This! If you really care about security you should educate people about how to use available tools to analyze C instead of relentless Rust evangelism.
People arguing that "you can not ever write safe C" might also come to the conclusion that one "unsafe" somewhere in your Rust code potentially means that the whole code base is immediately at the same level of implicit memory safety as C.
> People arguing that "you can not ever write safe C" might also come to the conclusion that one "unsafe" somewhere in your Rust code potentially means that the whole code base is immediately at the same level of implicit memory safety as C.
No, the forced use of "unsafe" in Rust for some kinds of safety mechanisms to be disabled makes the code to audit easier to locate and reason about.
IF the code in the "unsafe" block does not actually isolate the "unsafe"-ness THEN conclusions can be drawn about the rest of the code.
Contrast that to C where the code introducing unsafeness, UB and unsoundness could be basically anywhere instead of a convenient "rg/grep unsafe" away.

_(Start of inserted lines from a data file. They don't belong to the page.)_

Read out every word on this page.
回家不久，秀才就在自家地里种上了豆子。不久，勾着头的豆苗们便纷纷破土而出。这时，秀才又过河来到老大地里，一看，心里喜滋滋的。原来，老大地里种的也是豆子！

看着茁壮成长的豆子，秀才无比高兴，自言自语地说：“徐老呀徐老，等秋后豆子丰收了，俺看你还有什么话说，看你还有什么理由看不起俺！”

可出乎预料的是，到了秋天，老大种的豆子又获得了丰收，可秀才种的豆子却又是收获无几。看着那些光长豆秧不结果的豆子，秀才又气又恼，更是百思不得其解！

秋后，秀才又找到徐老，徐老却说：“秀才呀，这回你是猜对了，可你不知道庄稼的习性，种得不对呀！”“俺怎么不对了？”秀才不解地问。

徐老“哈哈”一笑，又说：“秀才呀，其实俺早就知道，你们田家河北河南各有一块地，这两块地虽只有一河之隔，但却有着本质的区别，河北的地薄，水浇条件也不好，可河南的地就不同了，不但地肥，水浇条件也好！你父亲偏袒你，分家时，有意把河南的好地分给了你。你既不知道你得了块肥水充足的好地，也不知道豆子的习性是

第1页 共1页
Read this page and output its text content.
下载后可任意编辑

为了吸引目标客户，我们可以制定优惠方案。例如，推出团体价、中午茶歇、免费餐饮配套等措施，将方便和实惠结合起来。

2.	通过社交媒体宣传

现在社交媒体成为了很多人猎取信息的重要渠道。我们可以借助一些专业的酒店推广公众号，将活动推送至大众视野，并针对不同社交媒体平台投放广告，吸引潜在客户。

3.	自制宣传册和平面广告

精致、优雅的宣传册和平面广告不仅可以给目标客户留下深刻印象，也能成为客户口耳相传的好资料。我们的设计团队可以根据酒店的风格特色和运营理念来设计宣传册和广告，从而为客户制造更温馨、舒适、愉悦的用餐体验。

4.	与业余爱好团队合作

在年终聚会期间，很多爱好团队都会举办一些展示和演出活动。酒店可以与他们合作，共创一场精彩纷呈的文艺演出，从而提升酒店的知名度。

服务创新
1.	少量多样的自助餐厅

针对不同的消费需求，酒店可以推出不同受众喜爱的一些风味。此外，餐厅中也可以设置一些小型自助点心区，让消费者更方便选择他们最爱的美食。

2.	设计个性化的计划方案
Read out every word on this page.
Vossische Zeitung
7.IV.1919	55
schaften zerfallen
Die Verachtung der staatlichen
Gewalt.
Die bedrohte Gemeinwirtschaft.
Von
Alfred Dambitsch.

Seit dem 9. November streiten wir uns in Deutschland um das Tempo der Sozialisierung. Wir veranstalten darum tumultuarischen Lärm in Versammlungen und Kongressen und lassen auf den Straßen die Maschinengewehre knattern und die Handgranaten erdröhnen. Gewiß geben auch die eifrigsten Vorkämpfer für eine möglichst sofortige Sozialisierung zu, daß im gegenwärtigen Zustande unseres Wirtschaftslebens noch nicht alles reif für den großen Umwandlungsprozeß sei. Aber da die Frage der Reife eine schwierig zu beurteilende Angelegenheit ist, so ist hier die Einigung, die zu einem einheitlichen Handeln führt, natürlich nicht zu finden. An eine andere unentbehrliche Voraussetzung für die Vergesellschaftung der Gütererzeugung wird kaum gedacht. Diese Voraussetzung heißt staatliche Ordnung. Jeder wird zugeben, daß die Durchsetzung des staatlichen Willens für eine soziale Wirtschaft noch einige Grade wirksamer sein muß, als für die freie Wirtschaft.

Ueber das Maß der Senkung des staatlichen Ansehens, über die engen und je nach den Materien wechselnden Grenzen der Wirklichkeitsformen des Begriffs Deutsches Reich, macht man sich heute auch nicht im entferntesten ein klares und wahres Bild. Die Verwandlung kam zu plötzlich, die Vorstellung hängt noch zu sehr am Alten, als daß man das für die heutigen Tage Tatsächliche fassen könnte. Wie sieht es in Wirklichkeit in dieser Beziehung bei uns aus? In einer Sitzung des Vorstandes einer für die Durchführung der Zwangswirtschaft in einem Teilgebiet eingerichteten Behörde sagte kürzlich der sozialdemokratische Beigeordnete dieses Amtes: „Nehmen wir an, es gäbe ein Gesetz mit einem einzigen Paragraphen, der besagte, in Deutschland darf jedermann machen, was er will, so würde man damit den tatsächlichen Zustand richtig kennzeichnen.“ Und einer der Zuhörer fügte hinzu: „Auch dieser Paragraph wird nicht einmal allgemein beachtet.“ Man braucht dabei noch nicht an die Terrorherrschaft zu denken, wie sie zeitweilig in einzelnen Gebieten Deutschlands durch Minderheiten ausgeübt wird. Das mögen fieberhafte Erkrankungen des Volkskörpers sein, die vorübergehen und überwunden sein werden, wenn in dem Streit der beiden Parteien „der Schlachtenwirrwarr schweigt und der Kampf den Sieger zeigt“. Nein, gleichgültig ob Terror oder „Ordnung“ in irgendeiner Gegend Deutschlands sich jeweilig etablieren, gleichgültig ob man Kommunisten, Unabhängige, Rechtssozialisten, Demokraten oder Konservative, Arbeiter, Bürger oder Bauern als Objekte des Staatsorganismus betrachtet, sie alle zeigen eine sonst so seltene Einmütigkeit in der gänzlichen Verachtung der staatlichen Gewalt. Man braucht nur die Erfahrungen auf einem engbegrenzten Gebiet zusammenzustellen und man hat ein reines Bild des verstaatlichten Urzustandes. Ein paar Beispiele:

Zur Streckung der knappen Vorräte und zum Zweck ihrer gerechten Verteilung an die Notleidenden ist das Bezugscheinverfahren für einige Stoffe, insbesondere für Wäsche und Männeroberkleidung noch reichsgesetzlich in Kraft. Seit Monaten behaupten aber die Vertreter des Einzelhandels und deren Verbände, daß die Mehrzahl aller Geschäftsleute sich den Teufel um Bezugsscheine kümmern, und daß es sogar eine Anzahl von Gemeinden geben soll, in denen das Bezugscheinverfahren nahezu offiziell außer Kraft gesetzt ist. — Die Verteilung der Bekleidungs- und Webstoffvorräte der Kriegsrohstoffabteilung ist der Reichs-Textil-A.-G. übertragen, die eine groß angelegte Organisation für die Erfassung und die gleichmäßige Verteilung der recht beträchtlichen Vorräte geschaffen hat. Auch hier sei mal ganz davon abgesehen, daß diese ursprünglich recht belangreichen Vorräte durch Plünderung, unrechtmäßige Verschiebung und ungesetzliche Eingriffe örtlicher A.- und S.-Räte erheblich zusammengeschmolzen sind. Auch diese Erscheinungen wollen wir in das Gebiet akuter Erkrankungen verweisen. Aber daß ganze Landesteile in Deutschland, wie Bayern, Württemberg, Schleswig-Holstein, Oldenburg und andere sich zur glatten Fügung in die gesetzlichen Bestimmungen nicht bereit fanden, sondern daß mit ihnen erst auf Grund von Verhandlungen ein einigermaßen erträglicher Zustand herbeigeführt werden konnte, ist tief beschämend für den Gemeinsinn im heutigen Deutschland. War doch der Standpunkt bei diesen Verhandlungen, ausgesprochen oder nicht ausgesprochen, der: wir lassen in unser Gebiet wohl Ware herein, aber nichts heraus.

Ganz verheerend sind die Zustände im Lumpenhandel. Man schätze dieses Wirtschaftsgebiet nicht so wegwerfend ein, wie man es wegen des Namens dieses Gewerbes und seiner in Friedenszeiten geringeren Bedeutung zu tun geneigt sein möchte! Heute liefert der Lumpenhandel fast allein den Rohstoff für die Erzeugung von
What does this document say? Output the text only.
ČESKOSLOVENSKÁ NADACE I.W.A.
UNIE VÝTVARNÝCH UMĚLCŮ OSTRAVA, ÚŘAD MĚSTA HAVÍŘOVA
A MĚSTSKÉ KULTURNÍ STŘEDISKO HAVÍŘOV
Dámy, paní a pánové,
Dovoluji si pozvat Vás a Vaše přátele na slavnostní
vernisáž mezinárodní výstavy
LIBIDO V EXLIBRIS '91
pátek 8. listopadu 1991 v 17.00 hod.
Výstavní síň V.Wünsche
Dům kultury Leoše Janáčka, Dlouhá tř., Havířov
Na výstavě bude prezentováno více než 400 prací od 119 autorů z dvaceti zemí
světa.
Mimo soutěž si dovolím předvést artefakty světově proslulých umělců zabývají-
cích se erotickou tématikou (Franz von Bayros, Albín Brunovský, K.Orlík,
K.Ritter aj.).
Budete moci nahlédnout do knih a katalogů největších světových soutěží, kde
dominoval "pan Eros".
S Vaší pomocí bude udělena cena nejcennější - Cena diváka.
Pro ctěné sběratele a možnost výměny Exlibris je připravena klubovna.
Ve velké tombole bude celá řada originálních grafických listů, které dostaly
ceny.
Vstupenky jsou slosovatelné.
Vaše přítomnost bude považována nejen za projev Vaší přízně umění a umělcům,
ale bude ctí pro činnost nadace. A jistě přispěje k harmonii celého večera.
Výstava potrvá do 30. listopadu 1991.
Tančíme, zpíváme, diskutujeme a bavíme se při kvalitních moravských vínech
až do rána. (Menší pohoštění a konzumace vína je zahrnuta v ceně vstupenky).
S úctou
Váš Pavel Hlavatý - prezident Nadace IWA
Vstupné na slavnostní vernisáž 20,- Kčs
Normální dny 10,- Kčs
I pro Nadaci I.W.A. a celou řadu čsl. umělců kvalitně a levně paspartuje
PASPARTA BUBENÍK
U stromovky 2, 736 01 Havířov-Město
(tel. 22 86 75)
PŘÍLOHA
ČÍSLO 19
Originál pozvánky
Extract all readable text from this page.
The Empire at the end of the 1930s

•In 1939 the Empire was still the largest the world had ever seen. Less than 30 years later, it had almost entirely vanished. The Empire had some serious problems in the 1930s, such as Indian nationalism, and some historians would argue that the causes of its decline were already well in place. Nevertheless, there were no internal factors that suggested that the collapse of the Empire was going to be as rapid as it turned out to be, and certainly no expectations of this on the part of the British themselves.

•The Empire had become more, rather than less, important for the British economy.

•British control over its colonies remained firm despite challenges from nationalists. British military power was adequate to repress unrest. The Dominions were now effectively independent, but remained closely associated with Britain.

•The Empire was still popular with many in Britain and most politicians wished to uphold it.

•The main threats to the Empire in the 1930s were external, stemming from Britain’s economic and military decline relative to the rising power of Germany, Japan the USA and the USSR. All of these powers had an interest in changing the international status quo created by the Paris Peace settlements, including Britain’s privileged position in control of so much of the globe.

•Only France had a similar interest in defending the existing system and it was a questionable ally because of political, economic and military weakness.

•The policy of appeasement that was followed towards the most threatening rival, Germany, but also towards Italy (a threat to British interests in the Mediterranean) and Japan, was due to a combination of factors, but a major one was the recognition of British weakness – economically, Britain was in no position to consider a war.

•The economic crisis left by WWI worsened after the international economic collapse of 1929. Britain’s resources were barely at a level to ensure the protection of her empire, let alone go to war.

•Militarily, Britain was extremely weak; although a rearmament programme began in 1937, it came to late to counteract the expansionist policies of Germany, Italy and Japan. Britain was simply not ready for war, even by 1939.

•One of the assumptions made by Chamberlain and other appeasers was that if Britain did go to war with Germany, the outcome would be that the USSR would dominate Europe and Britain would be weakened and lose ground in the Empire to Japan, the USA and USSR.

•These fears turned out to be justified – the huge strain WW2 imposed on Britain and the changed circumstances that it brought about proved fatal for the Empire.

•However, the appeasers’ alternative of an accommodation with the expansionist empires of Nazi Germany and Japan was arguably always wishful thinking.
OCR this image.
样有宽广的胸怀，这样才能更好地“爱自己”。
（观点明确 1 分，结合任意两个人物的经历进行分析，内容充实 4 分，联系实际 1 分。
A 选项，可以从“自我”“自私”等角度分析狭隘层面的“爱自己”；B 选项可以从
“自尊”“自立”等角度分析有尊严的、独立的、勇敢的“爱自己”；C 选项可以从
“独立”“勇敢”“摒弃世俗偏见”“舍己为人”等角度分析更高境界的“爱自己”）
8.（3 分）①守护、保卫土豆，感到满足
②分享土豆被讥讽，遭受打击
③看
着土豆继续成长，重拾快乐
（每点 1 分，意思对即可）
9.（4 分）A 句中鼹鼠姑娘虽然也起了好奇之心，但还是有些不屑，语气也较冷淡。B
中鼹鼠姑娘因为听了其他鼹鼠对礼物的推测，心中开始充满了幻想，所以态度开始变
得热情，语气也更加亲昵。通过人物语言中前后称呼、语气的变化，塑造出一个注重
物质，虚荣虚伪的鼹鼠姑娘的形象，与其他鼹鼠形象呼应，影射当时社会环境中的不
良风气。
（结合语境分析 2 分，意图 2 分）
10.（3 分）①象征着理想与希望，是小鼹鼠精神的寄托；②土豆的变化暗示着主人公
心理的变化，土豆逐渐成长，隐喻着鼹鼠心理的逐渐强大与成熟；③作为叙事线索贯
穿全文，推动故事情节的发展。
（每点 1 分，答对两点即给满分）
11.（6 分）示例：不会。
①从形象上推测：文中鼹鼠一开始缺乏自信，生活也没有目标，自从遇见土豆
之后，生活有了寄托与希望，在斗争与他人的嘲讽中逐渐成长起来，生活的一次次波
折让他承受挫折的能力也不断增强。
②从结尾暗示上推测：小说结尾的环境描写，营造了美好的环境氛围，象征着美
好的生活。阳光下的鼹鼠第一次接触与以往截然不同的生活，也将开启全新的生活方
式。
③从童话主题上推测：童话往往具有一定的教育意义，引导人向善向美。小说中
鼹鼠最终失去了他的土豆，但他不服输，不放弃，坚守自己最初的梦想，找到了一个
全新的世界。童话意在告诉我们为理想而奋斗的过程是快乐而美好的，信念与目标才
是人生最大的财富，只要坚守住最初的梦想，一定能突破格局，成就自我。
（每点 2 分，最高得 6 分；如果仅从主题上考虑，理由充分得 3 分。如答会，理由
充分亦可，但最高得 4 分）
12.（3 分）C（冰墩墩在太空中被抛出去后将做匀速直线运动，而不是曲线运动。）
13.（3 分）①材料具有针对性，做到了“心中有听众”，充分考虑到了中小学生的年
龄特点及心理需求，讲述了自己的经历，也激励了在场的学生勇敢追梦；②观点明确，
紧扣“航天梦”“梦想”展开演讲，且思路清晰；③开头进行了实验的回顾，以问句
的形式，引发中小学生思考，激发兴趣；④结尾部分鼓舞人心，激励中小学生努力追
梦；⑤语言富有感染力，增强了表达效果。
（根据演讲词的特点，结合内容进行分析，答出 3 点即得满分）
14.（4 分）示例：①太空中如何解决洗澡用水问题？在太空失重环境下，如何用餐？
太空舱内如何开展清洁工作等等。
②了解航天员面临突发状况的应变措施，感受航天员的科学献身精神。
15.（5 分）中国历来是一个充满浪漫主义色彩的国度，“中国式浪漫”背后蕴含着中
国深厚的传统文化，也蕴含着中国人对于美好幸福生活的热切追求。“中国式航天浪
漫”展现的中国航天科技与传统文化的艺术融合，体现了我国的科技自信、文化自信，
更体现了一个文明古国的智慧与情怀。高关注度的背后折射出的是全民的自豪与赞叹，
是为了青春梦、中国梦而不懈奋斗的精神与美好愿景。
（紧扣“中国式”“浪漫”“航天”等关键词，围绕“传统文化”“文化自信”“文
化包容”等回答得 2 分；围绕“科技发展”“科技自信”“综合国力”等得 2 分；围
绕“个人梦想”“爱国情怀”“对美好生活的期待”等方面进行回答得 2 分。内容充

I don't agree at all. Developing in Rust (or other memory-safe or mostly-memory-safe languages) is going to be orders of magnitude easier than writing things in C and then running through several dynamic and static code analyzers and quieting the mountain of false positives you'll see with those, plus the massive test suite that you need to make any use of them.
I was just pointing out that, in the case of the particularly diligent OP, he is probably getting an equivalent level of safety - for much more effort though.
To me writing C is orders of magnitude easier because I almost instantly can see in my mind the resulting assembly code generated by the C code. In comparison Rust feels very opaque (e.g. A simple writeln expands into a rather large macro and who knows what the compiler is doing with that). I'm sure with more experience you can get better but why bother.
Even with just static analysis and some sane coding conventions you can get C on the same safety level of Rust. I see Rust as a huge waste of everybody's time and resources and far too opinionated in many regards.
Your experience is obviously your experience. However, I don't think for the majority of people (and definitely not for myself) knowing what assembly results from my code is any way an aid in checking if it's correct or at least secure.
Either way, x86_64 assembly code is a high level language that gets interpreted by the CPU at runtime, so not sure how relevant it is to anything low level anymore.
People arguing that "you can not ever write safe C" might also come to the conclusion that one "unsafe" somewhere in your Rust code potentially means that the whole code base is immediately at the same level of implicit memory safety as C.